Cakra mengangguk dan mengikuti instruksinya. Setelah beberapa menit mengetik, ia berseru pelan, "Masuk!"
Nala langsung mengambil alih kursi dan mulai mengutak-atik sistem.
"Gue akan cari peta lengkap laboratorium ini," ucapnya sembari mengetik dengan cepat.
Tak lama kemudian layar monitor menampilkan peta rinci dari seluruh fasilitas. Setiap lorong, ruangan, bahkan letak kamera pengawas terlihat jelas. Nala terdiam sejenak, mencoba mencerna informasi itu.
"Ini dia," ujarnya sambil menunjuk ke layar. "Rute kita ke ruang arsip."
Nala mulai merekam peta itu dalam pikirannya, menghafal setiap detail penting.
"Gue akan matiin kamera di jalur kita.

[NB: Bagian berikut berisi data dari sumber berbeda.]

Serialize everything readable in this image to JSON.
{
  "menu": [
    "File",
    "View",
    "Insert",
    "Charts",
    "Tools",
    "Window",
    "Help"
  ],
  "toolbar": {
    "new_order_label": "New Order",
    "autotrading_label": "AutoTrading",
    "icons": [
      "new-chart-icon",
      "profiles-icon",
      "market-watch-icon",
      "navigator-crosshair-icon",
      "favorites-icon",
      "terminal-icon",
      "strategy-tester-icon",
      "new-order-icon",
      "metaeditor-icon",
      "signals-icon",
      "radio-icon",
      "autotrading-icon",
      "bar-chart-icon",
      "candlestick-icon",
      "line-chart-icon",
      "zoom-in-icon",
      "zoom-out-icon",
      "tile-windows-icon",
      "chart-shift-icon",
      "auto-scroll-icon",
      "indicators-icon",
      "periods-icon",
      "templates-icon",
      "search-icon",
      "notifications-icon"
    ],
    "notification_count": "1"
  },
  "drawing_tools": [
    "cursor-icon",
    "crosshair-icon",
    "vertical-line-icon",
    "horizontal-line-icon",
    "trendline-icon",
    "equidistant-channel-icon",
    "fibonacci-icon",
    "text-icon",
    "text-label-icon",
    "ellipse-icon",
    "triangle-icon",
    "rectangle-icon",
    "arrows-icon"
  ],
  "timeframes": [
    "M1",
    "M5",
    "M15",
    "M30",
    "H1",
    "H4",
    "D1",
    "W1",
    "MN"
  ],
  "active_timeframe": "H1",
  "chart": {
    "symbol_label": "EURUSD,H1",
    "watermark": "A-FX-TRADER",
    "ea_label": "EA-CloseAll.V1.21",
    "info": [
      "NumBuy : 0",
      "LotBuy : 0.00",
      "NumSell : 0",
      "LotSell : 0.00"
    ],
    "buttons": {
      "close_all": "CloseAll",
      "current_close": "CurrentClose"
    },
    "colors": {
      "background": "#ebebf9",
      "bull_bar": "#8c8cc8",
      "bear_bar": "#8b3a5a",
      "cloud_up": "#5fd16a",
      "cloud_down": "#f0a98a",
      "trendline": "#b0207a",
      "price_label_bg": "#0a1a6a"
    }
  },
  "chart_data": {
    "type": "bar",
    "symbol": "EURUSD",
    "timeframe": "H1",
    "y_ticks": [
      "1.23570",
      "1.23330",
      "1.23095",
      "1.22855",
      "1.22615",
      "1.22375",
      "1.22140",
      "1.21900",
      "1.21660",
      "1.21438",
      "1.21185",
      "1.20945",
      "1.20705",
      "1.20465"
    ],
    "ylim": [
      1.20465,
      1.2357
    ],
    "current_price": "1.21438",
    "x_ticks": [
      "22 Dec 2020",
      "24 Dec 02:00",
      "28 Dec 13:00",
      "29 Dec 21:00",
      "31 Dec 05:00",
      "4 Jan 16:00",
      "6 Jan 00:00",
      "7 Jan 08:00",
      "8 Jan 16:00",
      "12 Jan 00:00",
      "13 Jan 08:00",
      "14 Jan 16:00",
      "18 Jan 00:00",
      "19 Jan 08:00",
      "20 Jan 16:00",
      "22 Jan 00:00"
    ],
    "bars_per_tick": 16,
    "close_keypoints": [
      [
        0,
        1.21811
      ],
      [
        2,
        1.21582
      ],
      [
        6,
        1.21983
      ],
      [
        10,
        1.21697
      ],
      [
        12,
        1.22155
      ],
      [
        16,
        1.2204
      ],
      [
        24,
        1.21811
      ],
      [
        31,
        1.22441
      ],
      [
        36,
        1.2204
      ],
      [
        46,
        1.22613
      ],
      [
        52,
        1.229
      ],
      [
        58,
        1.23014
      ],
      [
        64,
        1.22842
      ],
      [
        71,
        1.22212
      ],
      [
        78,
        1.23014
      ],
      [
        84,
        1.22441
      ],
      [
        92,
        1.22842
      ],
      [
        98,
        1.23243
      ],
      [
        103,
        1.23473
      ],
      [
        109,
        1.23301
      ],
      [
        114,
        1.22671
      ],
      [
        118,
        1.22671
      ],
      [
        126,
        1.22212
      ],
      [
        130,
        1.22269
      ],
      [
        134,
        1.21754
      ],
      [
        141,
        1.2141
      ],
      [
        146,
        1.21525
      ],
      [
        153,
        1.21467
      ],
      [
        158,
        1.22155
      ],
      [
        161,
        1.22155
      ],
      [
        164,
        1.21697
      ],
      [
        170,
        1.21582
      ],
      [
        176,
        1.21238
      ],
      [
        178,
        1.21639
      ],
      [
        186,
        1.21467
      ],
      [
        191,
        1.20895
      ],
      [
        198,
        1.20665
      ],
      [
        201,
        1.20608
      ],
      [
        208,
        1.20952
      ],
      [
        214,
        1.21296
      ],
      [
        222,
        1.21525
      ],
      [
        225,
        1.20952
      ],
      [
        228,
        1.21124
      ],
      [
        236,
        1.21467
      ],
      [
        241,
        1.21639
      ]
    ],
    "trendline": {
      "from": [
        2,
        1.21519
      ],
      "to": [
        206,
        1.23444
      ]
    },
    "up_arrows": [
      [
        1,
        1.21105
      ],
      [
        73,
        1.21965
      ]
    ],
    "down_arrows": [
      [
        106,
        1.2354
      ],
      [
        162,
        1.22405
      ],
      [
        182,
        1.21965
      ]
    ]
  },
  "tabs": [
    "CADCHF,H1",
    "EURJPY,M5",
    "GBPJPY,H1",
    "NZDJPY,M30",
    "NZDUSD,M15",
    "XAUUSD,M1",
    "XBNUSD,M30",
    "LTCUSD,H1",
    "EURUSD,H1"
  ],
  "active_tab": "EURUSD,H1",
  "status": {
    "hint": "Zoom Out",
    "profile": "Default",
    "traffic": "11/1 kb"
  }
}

Tapi cuma yang di rute ini aja. Gue nggak bisa matiin semuanya terlalu lama, nanti mereka curiga."
Cakra mengangguk dan kembali membantu Nala. Sementara Nala mematikan kamera, Cakra memastikan tidak ada alarm yang terpicu.
"Gue bisa ngatur ulang timer kamera-kamera lain biar nggak kelihatan kayak ada yang salah," ucap Cakra.
"Bagus." Nala melirik sekilas ke arah Mahen yang masih berjaga di pintu. "Mahen, semuanya aman di luar?"
Mahen mengangguk, meskipun matanya tetap mengawasi lorong melalui celah kecil di pintu. "Masih aman, tapi kita nggak bisa lama-lama di sini."
Setelah beberapa menit bekerja, Nala akhirnya bersandar ke kursi dengan napas lega. "Selesai, kamera di rute kita udah mati dan timer kamera lainnya udah disetel ulang sama Cakra. Sekarang kita aman buat jalan ke ruang arsip."
Nala berdiri dari kursinya dan mengangguk ke arah Mahen. "Kita harus gerak sekarang, sebelum ada yang sadar."
Mahen membuka pintu perlahan, mengintip ke luar untuk memastikan lorong masih kosong. Setelah memberi isyarat, ketiganya keluar dari ruang kontrol dengan hati-hati, langkah mereka lebih cepat kali ini.
Mereka menyusuri lorong-lorong gelap dengan panduan rute yang telah Cakra dan Nala lihat. Meski kamera-kamera di rute mereka sudah mati, ketegangan masih terasa di setiap langkah.
Saat mereka mendekati pintu ruang arsip, suara langkah kaki terdengar samar di kejauhan, membuat mereka berhenti sejenak. Cakra menatap Mahen dengan ekspresi panik, sementara Nala memberikan isyarat agar mereka tetap tenang.
"Cepat, kita nggak punya banyak waktu," bisik Nala sembari melanjutkan langkahnya dengan lebih hati-hati.
Dalam keheningan yang semakin mencekam, mereka akhirnya sampai di depan pintu ruang arsip.